As the recent financial crisis illustrates all too well, volatility causes investors heartburn and tempts them to abandon otherwise prudent long-term investment plans. Bouchey pointed out, however, that volatility actually creates alpha-generating rebalancing opportunities for any core portfolio. One of the criticisms of capitalization-weighted indexing, especially in global indices, is that indexes can become very concentrated as specific securities or sectors outperform other sectors. Concentration reduces diversification and thereby increases volatility, which hurts capital accumulation.
We often forget that growth in wealth approximately equals the arithmetic average return over an investment horizon less half the volatility of the return. This is a fundamental, indisputable mathematical principle. As a result, volatility creates a drag on compound growth rates, and hence wealth accumulation, holding returns constant. In other words, the journey matters. A tough journey creates worse investment outcomes, even if the average return stays the same.
Here is a thought experiment: suppose we flip a coin and you double your money on heads, but lose half your money on tails. The expected return is 25% [i.e., 0.5 × 1.00 + 0.5 × (-0.50)]. Despite this very attractive expected return, this bet will not accumulate wealth over time because the volatility inherent in the coin flip impedes capital growth.
In an almost Zen-like approach to investing, we can turn the notion of volatility drag to our advantage through rebalancing. Suppose you only bet half your capital on each flip of the coin, which is analogous to a 50–50 allocation to the stock market and the risk-free asset. After each flip, you rebalance to restore a 50–50 allocation. In that case, you can expect to grow your wealth by more than 6%. A portion of the difference from the no-growth case represents the rebalancing premium.
In a portfolio context, it implies that a contrarian rebalancing strategy selling outperforming assets and buying underperforming assets avoids portfolio concentration, manages volatility, and increases a portfolio’s growth rate when it would otherwise be impeded by excess volatility. In other words, there is a growth premium for rebalancing that Bouchey refers to as “volatility harvesting.”
Portfolio managers can harvest more volatility through rebalancing as the volatility of individual assets increases. However, if the assets are highly correlated, individual positions will not outgrow other positions, and rebalancing opportunities will be scarce. So, Bouchey notes that emerging market portfolios are replete with opportunities to harvest volatility.

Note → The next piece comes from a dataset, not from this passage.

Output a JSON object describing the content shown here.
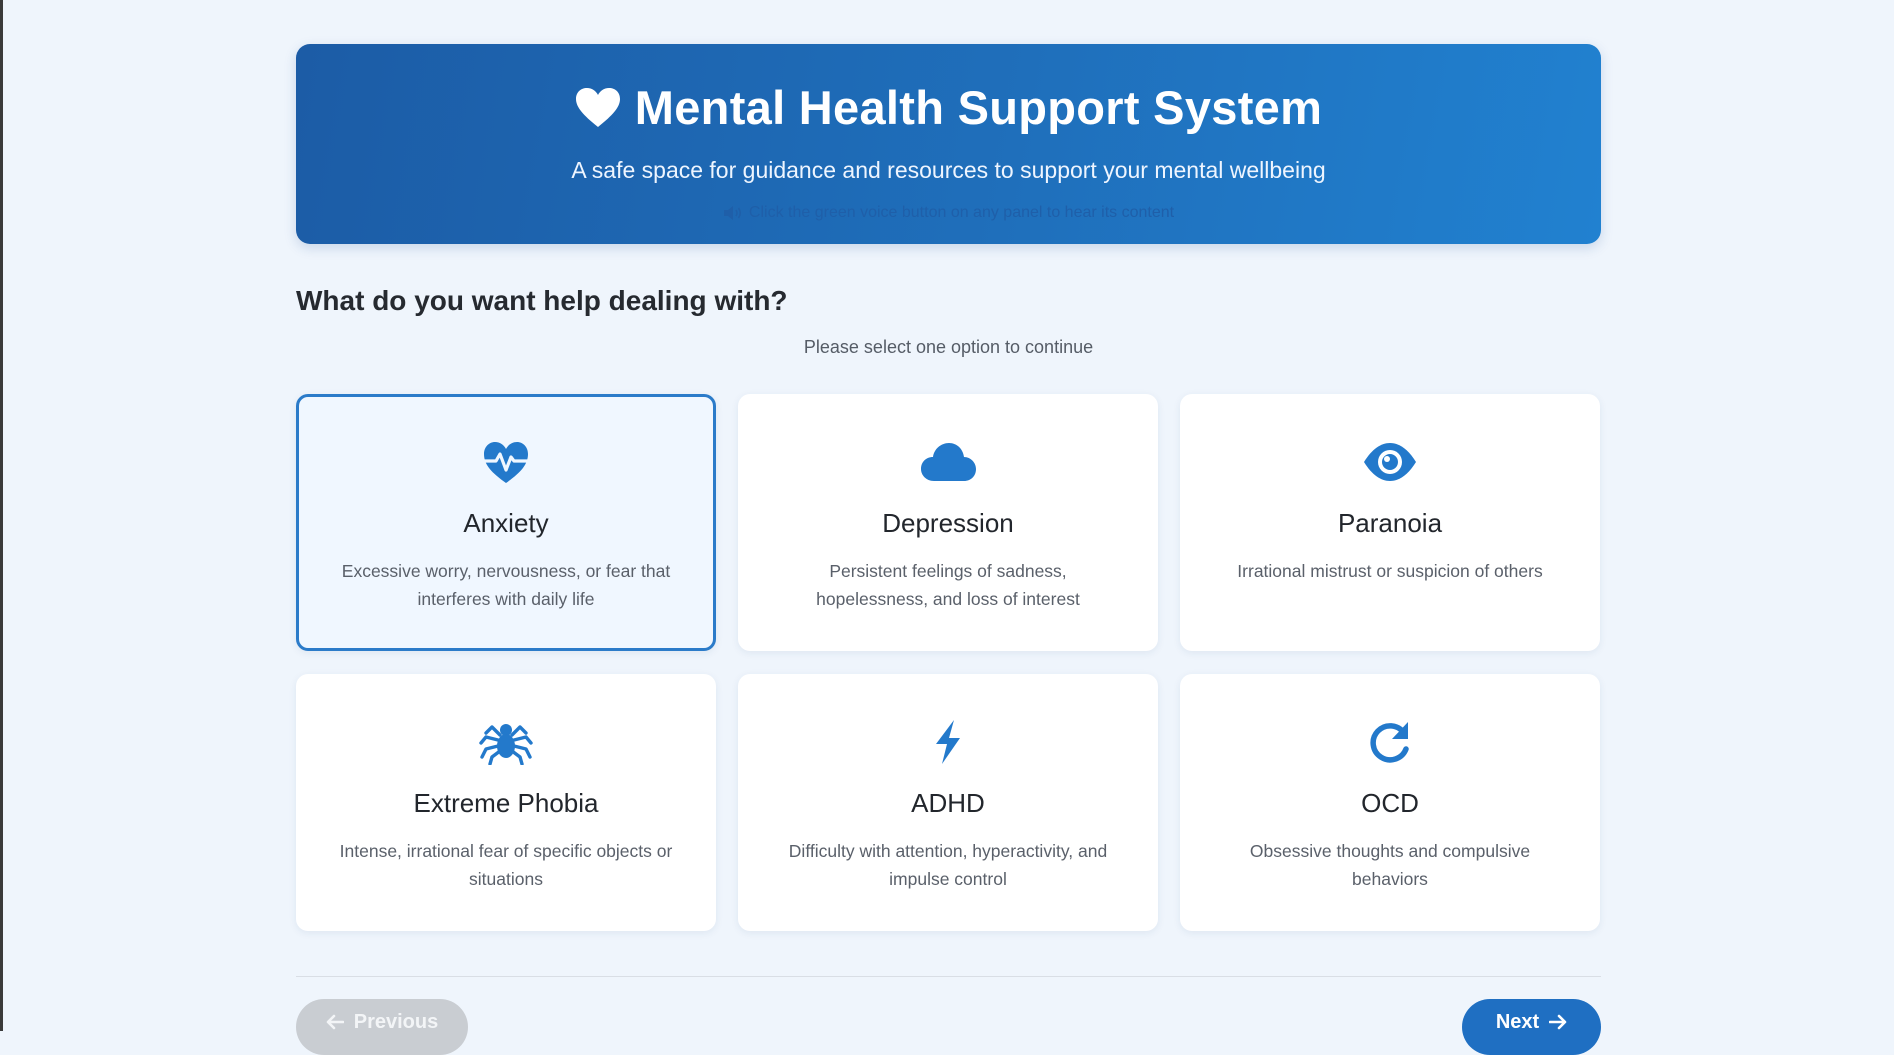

Interestingly, this source of alpha cannot be arbitraged away. The mathematical principle remains even if all investors follow this principle.
This principle lends support for different investment strategies, like naïve 1/n diversification, minimum variance, equally weighted, fundamental weighted, or “diversity” weighted portfolios. A diversity weighted portfolio underweights the positions with the largest market capitalizations and overweights positions with the smallest market capitalizations, but not so much that it makes the portfolio equally weighted. One can imagine an infinite number of algorithms to accomplish this, but Bouchey suggested one that looks slightly more equally weighted than capitalization weighted. So, the diversity adjustment need not be dramatic. It works particularly well for creating country diversity in global portfolios. By definition, however, it introduces some tracking errors.
Matthew Kenigsberg, CFA, who attended Bouchey’s presentation, pointed out that Stephen Hawking would caution us against taking the idea of the rebalancing premium to extremes, in order to avoid being sucked into a financial black hole. Suppose you were to continuously rebalance (e.g., every millisecond) an equally weighted portfolio in which one of the securities goes to zero. What would happen? You would continuously reinvest in the security that goes to zero until it consumed the entire portfolio into a sucking, swirling financial eddy of despair.
In the end, Bouchey encouraged the audience to recognize two things. First, capitalization weighted indexing may maximize diversification, but it does not maximize diversity because positions can become very concentrated. Second, volatility is not the same as risk; it creates exploitable opportunity than cannot be arbitraged away through systematic rebalancing that preserves diversity.